– Боже милостивый, Бесс была права! – на высокой ноте произнесла Горация. – Ив самом деле в гробу Селвина кто-то есть! – Она попятилась. – Беги, Имоджин, беги!
Имоджин резко поднялась на ноги.
– Неужто еще и ты, тетя Горация! – Она повернулась и стала вглядываться в затемненную половину спальни. Когда она увидела стоящего перед гробом Маттиаса, ее рот открылся сам собой.
– Боже мой! Там кто-то есть.
– Я вам говорила, мэм" – хриплым шепотом сказала Бесс.
Маттиас с любопытством ожидал, что сделает Имоджин – закричит или упадет в обморок.
Она не сделала ни то ни другое. С явным неодобрением она прищурила глаза.
– Кто вы такой, сэр, и почему вы вздумали пугать мою тетушку и горничную?
– Вампир, – пробормотала Бесс. – Я слышала о них, мэм. Они пьют кровь, бегите… Бегите, пока не поздно… Спасайтесь…

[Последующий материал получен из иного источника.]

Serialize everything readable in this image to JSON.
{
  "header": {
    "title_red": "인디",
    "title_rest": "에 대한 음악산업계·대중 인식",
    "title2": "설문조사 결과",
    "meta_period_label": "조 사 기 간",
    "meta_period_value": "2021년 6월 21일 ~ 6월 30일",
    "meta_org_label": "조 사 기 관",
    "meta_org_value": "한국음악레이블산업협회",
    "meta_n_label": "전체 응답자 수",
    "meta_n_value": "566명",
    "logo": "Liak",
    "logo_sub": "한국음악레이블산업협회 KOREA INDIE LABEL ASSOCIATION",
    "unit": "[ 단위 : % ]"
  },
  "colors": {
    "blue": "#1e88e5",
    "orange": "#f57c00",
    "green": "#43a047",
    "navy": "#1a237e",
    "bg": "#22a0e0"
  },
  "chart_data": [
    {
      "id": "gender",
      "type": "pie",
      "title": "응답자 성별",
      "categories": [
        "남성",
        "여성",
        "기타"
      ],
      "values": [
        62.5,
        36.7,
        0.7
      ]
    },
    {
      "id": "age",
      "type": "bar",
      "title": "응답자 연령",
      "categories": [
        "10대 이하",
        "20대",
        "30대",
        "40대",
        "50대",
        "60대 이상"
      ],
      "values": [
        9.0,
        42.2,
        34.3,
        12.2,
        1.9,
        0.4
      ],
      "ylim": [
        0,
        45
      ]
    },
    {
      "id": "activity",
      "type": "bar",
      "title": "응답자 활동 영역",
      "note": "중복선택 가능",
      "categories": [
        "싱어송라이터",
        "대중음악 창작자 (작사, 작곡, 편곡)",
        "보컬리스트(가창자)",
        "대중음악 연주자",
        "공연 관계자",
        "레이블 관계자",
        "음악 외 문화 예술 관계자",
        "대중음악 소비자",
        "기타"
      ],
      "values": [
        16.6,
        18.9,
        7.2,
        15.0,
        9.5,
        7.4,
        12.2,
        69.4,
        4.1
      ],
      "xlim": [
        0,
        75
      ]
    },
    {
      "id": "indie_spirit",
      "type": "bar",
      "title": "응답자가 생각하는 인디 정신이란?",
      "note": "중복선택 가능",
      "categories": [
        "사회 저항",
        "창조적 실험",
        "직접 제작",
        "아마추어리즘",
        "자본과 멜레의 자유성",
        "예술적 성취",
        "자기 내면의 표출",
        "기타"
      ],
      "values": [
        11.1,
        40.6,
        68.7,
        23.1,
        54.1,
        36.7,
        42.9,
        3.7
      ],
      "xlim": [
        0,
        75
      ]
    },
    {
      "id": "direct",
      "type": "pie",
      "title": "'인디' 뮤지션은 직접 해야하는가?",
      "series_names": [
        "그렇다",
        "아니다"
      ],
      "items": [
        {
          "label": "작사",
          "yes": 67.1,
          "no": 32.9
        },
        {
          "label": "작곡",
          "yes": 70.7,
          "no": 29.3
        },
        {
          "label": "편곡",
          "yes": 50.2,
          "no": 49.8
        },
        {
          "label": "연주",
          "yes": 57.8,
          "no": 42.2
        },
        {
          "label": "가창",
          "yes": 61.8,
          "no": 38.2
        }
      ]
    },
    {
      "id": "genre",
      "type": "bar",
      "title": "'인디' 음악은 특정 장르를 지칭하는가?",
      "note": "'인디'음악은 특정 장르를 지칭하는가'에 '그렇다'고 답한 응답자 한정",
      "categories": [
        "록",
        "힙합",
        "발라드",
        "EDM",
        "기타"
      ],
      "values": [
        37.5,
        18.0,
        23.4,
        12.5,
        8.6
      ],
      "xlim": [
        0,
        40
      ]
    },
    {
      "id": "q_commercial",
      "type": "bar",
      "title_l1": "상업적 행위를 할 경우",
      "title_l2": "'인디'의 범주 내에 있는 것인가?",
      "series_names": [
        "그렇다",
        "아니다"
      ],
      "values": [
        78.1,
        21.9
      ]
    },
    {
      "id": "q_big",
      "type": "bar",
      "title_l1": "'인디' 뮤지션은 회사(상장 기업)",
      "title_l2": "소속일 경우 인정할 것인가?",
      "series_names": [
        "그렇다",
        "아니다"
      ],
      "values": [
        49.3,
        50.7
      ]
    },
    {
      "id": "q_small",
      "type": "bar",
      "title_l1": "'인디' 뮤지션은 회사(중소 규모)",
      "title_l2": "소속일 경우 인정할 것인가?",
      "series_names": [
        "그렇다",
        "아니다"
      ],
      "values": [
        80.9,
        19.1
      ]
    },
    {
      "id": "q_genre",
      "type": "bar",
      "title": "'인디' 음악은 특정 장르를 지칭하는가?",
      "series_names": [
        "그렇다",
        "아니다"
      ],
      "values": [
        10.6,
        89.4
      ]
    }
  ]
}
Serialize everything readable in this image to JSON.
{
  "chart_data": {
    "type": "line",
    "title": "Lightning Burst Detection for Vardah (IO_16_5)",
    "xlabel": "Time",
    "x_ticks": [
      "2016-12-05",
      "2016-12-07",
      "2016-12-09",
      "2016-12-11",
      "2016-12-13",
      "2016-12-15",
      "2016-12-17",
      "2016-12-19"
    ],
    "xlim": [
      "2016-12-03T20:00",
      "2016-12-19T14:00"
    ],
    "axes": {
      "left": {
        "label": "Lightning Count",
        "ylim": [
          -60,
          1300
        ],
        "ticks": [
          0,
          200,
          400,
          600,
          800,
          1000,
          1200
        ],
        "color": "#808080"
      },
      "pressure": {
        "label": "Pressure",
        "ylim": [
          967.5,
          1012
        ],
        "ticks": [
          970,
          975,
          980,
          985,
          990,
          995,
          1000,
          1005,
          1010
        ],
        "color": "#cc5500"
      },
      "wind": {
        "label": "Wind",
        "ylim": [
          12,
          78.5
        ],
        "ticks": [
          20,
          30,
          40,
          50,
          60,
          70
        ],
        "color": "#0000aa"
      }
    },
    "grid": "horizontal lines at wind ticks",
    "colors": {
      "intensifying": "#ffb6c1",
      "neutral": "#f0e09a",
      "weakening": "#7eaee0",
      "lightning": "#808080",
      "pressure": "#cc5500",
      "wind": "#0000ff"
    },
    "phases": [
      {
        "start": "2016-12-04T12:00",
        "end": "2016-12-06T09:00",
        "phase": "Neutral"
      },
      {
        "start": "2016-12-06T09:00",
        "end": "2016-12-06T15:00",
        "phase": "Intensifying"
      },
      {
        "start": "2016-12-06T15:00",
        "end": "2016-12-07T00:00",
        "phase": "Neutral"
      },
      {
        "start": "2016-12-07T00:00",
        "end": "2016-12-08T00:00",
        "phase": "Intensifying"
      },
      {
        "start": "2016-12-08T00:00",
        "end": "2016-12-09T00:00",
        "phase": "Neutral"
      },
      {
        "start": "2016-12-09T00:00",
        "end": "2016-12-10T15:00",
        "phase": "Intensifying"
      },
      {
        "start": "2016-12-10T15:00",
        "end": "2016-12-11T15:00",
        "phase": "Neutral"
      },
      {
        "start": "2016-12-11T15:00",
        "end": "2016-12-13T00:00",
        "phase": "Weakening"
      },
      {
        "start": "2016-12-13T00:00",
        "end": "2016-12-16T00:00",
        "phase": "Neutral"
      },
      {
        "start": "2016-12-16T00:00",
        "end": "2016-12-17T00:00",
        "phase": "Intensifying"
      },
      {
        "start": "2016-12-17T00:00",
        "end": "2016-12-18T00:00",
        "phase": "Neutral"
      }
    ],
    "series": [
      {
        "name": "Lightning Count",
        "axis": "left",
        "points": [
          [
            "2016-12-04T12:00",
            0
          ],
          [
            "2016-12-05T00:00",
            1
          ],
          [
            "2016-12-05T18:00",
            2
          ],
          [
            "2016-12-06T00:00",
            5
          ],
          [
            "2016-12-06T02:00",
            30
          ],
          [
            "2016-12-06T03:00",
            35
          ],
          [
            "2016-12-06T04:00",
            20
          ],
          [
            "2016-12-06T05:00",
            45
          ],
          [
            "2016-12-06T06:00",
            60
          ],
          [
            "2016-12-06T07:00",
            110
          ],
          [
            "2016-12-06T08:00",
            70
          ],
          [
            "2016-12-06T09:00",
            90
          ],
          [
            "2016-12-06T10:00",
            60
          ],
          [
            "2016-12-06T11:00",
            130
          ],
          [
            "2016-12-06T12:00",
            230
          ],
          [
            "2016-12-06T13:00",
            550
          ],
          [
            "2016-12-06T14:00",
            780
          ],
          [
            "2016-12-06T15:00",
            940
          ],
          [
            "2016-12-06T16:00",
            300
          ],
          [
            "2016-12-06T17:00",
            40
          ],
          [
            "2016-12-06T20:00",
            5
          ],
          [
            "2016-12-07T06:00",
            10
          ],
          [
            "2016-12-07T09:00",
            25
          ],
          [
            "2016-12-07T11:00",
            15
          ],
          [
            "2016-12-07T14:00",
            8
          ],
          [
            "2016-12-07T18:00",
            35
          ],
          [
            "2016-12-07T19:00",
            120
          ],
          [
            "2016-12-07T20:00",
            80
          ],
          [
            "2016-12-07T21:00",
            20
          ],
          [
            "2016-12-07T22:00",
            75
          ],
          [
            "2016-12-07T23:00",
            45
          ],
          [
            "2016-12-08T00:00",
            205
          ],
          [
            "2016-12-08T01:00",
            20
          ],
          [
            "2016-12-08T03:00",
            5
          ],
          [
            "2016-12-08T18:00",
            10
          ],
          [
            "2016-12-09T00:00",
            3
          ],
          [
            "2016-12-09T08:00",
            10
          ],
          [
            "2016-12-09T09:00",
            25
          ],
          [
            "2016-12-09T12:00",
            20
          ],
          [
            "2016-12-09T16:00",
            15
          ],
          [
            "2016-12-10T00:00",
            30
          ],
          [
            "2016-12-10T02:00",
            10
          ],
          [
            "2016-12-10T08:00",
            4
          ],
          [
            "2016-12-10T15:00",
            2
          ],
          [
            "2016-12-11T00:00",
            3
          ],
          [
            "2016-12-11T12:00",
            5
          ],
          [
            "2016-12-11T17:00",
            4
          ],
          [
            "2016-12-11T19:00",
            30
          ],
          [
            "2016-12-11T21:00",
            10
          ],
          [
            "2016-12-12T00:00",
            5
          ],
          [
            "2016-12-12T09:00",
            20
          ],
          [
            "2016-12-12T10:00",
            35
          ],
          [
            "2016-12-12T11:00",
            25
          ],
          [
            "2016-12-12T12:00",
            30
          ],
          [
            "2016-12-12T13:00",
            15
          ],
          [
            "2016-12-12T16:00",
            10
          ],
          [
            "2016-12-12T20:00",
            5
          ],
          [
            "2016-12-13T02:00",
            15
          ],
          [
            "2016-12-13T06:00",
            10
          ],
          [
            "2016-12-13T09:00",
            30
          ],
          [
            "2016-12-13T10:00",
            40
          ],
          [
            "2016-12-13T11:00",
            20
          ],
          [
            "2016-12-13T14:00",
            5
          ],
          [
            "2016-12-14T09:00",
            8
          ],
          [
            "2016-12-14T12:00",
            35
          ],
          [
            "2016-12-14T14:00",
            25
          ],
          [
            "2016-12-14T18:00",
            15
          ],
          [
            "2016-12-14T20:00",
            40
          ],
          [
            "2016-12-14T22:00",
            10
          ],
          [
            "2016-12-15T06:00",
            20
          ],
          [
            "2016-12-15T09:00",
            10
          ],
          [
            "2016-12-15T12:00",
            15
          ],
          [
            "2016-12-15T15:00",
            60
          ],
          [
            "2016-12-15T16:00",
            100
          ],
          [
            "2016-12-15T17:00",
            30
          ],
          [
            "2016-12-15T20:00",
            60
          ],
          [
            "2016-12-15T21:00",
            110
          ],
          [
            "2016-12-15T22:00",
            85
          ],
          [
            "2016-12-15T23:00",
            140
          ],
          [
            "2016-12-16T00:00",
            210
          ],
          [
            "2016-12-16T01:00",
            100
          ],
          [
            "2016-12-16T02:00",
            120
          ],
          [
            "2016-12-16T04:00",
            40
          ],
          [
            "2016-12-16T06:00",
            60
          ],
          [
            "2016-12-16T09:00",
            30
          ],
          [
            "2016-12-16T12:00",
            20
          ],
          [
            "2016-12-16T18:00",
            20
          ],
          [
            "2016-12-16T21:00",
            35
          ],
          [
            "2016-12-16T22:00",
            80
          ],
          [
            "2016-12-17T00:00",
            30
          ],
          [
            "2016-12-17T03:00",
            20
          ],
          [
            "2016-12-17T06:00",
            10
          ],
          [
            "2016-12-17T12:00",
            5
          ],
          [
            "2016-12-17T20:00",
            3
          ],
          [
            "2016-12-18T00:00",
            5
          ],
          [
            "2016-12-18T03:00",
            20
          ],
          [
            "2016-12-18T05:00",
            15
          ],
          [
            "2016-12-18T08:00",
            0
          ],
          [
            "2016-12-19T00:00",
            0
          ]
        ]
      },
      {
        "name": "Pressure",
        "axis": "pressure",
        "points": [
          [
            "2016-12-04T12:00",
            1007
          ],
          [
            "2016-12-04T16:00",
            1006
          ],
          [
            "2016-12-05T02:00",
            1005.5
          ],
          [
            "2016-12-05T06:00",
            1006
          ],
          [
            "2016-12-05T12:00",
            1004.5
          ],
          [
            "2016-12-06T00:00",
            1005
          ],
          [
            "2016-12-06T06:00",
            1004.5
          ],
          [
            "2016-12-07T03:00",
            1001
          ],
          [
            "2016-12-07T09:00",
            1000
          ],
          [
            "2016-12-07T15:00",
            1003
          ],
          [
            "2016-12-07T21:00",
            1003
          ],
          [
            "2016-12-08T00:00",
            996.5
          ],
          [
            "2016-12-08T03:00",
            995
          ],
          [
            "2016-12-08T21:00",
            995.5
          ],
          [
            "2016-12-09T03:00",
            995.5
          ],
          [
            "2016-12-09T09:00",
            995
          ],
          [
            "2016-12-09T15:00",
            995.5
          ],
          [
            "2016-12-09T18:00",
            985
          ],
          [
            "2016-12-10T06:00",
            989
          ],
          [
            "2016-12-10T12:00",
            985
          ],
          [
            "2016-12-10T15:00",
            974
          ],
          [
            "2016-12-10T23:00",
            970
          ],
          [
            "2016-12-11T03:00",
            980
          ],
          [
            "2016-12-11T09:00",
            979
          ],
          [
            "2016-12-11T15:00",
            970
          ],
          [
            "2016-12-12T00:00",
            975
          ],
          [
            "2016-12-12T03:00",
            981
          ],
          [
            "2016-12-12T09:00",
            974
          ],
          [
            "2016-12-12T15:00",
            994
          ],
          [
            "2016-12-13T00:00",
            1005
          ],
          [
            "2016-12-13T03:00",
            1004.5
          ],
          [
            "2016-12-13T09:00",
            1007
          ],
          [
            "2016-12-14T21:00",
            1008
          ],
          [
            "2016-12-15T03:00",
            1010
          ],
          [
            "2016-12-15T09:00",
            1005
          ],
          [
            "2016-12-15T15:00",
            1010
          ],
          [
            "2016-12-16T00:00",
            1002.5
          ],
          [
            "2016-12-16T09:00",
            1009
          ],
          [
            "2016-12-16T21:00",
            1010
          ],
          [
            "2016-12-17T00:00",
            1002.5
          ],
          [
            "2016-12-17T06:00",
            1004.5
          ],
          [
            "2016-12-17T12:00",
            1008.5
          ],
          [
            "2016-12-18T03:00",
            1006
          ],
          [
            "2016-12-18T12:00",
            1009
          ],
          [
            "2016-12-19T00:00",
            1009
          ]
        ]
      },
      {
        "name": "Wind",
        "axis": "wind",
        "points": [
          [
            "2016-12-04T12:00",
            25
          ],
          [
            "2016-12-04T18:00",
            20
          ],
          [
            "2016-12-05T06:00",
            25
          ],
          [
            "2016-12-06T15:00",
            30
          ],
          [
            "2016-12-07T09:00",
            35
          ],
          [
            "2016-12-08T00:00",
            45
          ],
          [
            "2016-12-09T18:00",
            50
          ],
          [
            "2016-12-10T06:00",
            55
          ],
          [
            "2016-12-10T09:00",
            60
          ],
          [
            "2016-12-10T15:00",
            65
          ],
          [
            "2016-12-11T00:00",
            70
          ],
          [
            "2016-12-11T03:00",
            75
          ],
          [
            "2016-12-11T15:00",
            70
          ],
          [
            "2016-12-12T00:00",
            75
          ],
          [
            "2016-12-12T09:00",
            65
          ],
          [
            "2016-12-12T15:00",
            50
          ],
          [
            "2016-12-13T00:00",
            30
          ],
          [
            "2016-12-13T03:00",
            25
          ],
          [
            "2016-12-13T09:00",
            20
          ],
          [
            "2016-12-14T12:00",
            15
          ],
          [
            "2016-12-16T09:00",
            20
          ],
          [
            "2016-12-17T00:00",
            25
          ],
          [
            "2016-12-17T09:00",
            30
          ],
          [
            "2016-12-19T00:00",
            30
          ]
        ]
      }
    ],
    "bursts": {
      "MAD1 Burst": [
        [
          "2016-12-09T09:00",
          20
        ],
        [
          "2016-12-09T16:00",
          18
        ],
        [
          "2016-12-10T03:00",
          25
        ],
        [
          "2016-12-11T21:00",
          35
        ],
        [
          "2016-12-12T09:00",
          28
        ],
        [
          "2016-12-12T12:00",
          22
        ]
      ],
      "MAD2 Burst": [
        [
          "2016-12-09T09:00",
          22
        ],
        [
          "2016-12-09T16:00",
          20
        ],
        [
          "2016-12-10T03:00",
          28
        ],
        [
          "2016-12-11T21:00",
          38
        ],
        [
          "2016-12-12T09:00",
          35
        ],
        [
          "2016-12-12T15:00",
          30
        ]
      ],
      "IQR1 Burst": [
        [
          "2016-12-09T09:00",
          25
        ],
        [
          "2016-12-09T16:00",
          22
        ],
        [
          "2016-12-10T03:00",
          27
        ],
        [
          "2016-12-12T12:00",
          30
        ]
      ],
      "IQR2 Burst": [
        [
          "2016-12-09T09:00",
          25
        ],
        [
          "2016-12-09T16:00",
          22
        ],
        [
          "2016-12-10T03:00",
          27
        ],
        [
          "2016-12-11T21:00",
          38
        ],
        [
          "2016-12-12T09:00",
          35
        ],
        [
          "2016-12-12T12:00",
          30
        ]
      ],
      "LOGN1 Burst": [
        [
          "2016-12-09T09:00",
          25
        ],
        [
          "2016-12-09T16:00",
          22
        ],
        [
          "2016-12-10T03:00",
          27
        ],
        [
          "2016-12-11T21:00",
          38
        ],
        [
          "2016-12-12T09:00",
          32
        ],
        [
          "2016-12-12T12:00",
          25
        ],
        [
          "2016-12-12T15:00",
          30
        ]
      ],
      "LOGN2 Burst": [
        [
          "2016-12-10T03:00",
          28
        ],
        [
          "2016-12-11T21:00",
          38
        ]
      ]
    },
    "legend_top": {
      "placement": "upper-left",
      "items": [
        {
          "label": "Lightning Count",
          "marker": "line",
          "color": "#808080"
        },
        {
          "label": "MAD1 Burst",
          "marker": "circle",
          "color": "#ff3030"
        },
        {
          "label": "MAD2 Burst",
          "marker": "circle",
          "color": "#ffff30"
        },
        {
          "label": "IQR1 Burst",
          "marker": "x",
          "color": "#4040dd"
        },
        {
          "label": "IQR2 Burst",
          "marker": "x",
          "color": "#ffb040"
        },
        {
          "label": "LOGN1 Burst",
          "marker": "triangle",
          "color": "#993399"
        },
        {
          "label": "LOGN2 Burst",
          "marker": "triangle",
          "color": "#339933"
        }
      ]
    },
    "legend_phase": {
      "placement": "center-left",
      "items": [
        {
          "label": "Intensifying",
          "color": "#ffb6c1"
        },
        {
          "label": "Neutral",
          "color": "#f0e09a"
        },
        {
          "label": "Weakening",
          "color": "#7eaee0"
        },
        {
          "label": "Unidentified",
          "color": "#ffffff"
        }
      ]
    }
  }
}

– Вампиров не существует, – заявила Имоджин, не удостаивая перепуганную девушку даже взглядом.
– Тогда привидение… Спасайтесь, мэм.
– Она права. – Горация потянула Имоджин за рукав. – Нам нужно уходить отсюда.
– Не будьте смешной. – Имоджин подошла поближе и уставилась на Маттиаса:
– Так что же, сэр? Что вы можете сказать? Не молчите, иначе я позову местного магистрата, и он закует вас в кандалы.
Маттиас медленным шагом направился к ней, не сводя взгляда с ее лица. Она не отступила. Более того, она подбоченилась и стала стучать носком полуботинка об пол.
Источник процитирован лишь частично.